Холл первого этажа как всегда бороздили люди, считающие свои дела самыми важными событиями современности. Люди в костюмах прятались парами за колоннами, обсуждая свои вопросы друг с другом, прохаживались по коридору с деловым видом, говорили по телефонам, смотрели в окна, часто поглядывая на часы в ожидании кого-то. Хотя вся картина пыталась выдать себя за пейзаж полный разнообразных красок, атмосфера была однородной, а люди внешне неимоверно походили друг на друга, напоминая братьев-клонов с разным цветом глаз и тембром голоса. Казалось, будто каждый из этих бизнесменов считает свою деятельность несостоявшейся до тех пор, пока не заключит хотя бы несколько сделок в стенах одного из самых больших бизнес-центров Европы.
Мистер Альмарес направлялся к лифту, раздумывая над стратегией предстоящих переговоров, что не помешало ему заметить молодую секретаршу, идущую к нему быстрыми шагами и рисующую каждый шаг таким образом, чтобы линия бёдер описывала плавные фигуры, позволяя силе её жизни манить слабые умы в пучину чувств.
— Добрый день, сеньор Альмарес, — произнесла секретарша голосом, скрывавшим внутреннее волнение. — Вас уже ждут возле вашего кабинета.
— Я не назначал никаких встреч, — спокойно ответил мистер Альмарес.
— Сказали, что по поводу будущих переговоров.
Мистер Альмарес слегка кивнул головой и зашёл в отворившуюся дверь лифта. В лифте находилось несколько человек, среди которых были две молоденькие сотрудницы. По всей видимости, это были практикантки с отдела коммерческих разработок, которые не признали в мистере Альмаресе генерального директора фирмы, потому как, постоянно перешёптываясь и игнорируя всех присутствующих, наполняли свои небольшие ментальные сосуды потоком последних сплетен. Подобная бестактность со стороны девушек приводила к тому, что брызги от этого словесного ручья в виде хихиканья и насмешек расплёскивались по всему объёму лифта и выпадали осадками на всех присутствующих, вызывая в них эмоциональный дискомфорт.
— Да, говорю же я тебе, не просто он вчера тебе позвонил, — говорила одна из них, — сначала в колледже на тебя глаз положил, теперь здесь добивается тебя, дурочка!

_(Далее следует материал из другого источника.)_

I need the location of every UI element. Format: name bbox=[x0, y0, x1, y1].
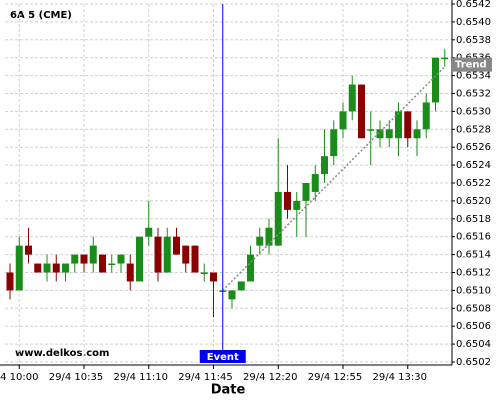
trend-label: Trend bbox=[455, 60, 487, 71]
candle-body bbox=[376, 129, 384, 139]
candle-body bbox=[422, 102, 430, 130]
candle-body bbox=[71, 254, 79, 264]
candle-body bbox=[34, 263, 42, 273]
y-tick-label: 0.6522 bbox=[456, 178, 491, 189]
candle-body bbox=[182, 245, 190, 264]
candle-body bbox=[339, 111, 347, 130]
x-tick-label: 29/4 12:55 bbox=[308, 372, 362, 383]
event-label: Event bbox=[207, 352, 239, 363]
candle-body bbox=[163, 236, 171, 273]
y-tick-label: 0.6526 bbox=[456, 142, 491, 153]
candle-body bbox=[256, 236, 264, 246]
y-tick-label: 0.6538 bbox=[456, 35, 491, 46]
candle-body bbox=[302, 183, 310, 201]
candle-body bbox=[441, 57, 449, 60]
candle-body bbox=[25, 245, 32, 255]
y-tick-label: 0.6540 bbox=[456, 17, 491, 28]
candle-body bbox=[432, 57, 439, 103]
y-tick-label: 0.6514 bbox=[456, 250, 491, 261]
x-tick-label: 29/4 11:45 bbox=[178, 372, 232, 383]
candle-body bbox=[52, 263, 60, 273]
candle-body bbox=[210, 272, 217, 282]
candle-body bbox=[191, 245, 199, 273]
candle-body bbox=[6, 272, 14, 291]
candle-body bbox=[395, 111, 402, 139]
candle-body bbox=[265, 227, 273, 246]
event-label-box bbox=[199, 350, 246, 363]
y-tick-label: 0.6512 bbox=[456, 268, 491, 279]
y-tick-label: 0.6502 bbox=[456, 357, 491, 368]
candle-body bbox=[200, 272, 208, 274]
y-tick-label: 0.6518 bbox=[456, 214, 491, 225]
candle-body bbox=[62, 263, 69, 273]
candle-body bbox=[274, 191, 282, 246]
y-tick-label: 0.6524 bbox=[456, 160, 491, 171]
candle-body bbox=[99, 254, 106, 273]
candle-body bbox=[80, 254, 88, 264]
x-tick-label: 29/4 13:30 bbox=[373, 372, 427, 383]
candle-body bbox=[330, 129, 338, 157]
x-tick-label: 29/4 12:20 bbox=[243, 372, 297, 383]
candle-body bbox=[89, 245, 97, 264]
y-tick-label: 0.6516 bbox=[456, 232, 491, 243]
candle-body bbox=[43, 263, 51, 273]
y-tick-label: 0.6528 bbox=[456, 124, 491, 135]
candle-body bbox=[173, 236, 180, 255]
candle-body bbox=[228, 290, 236, 300]
candle-body bbox=[15, 245, 23, 291]
y-tick-label: 0.6506 bbox=[456, 321, 491, 332]
candle-body bbox=[385, 129, 393, 139]
y-tick-label: 0.6520 bbox=[456, 196, 491, 207]
y-tick-label: 0.6532 bbox=[456, 89, 491, 100]
candle-body bbox=[404, 111, 412, 139]
candle-body bbox=[247, 254, 254, 282]
x-tick-label: 29/4 11:10 bbox=[114, 372, 168, 383]
y-tick-label: 0.6508 bbox=[456, 303, 491, 314]
y-tick-label: 0.6542 bbox=[456, 0, 491, 10]
candle-body bbox=[413, 129, 421, 139]
candle-body bbox=[311, 174, 319, 192]
candle-body bbox=[348, 84, 356, 112]
candle-body bbox=[145, 227, 153, 237]
candle-body bbox=[367, 129, 375, 131]
x-tick-label: 29/4 10:35 bbox=[49, 372, 103, 383]
candle-body bbox=[154, 236, 162, 273]
y-tick-label: 0.6504 bbox=[456, 339, 491, 350]
candle-body bbox=[126, 263, 134, 282]
y-tick-label: 0.6534 bbox=[456, 71, 491, 82]
candle-body bbox=[358, 84, 365, 139]
candle-body bbox=[136, 236, 143, 282]
chart-title: 6A 5 (CME) bbox=[10, 10, 72, 21]
x-tick-label: 29/4 10:00 bbox=[0, 372, 38, 383]
watermark: www.delkos.com bbox=[15, 348, 109, 359]
y-tick-label: 0.6510 bbox=[456, 285, 491, 296]
trend-label-box bbox=[452, 57, 492, 72]
candle-body bbox=[321, 156, 328, 175]
y-tick-label: 0.6530 bbox=[456, 106, 491, 117]
candle-body bbox=[108, 263, 116, 266]
trend-line bbox=[222, 66, 446, 291]
x-axis-title: Date bbox=[211, 383, 246, 398]
candle-body bbox=[284, 191, 291, 210]
candle-body bbox=[293, 200, 301, 210]
candle-body bbox=[237, 281, 245, 291]
candle-body bbox=[117, 254, 125, 264]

Ты видела, как он на тебя смотрит? — несмотря на её молодой возраст, приподнятые брови и лёгкое кивание головы после этих слов выдавали в этой девушке опытного манипулятора слабыми умами той части мужчин, которая была весьма озабочена своей гендерной принадлежностью.
Бесшумно двигаясь ввысь, лифт постепенно опустел. Мысли о возможной реорганизации фирмы пытались давить на мистера Альмареса, и, казалось, даже лифт не способен совершить вертикальный подъём под их общей тяжестью — в этот раз он поднимался на нужный этаж необычайно долго. Остановка произошла на последнем этаже, который был поделён на две почти равные части: первая, меньшая часть этажа была залом для ожидания посетителей. В этой части также размещался и секретарский отдел, а кабинет самого мистера Альмареса занимал вторую, большую часть помещения. В холе никого не было, не смотря на предупреждение секретарши о посетителе. Было странным и то, что личный секретарь директора отсутствовал на своём рабочем месте, что никогда до этого не происходило без предварительного согласования с начальством. Мистер Альмарес быстрыми шагами зашёл к себе в кабинет, поставил кейс на стол и принялся снимать свой плащ.
— Доминико Альмарес, я полагаю, — неожиданно раздалось позади. Мистер Альмарес резко развернулся и увидел человека лет тридцати пяти с улыбкой на слегка смуглом лице, лишённом каких-либо признаков увядания, и пронзительным взглядом. Превосходный дорогой костюм и зеркальные от чистоты туфли выдавали в незнакомце человека хорошего вкуса. Он сидел на диване, мимо которого мистер Альмарес проходил ещё мгновение назад.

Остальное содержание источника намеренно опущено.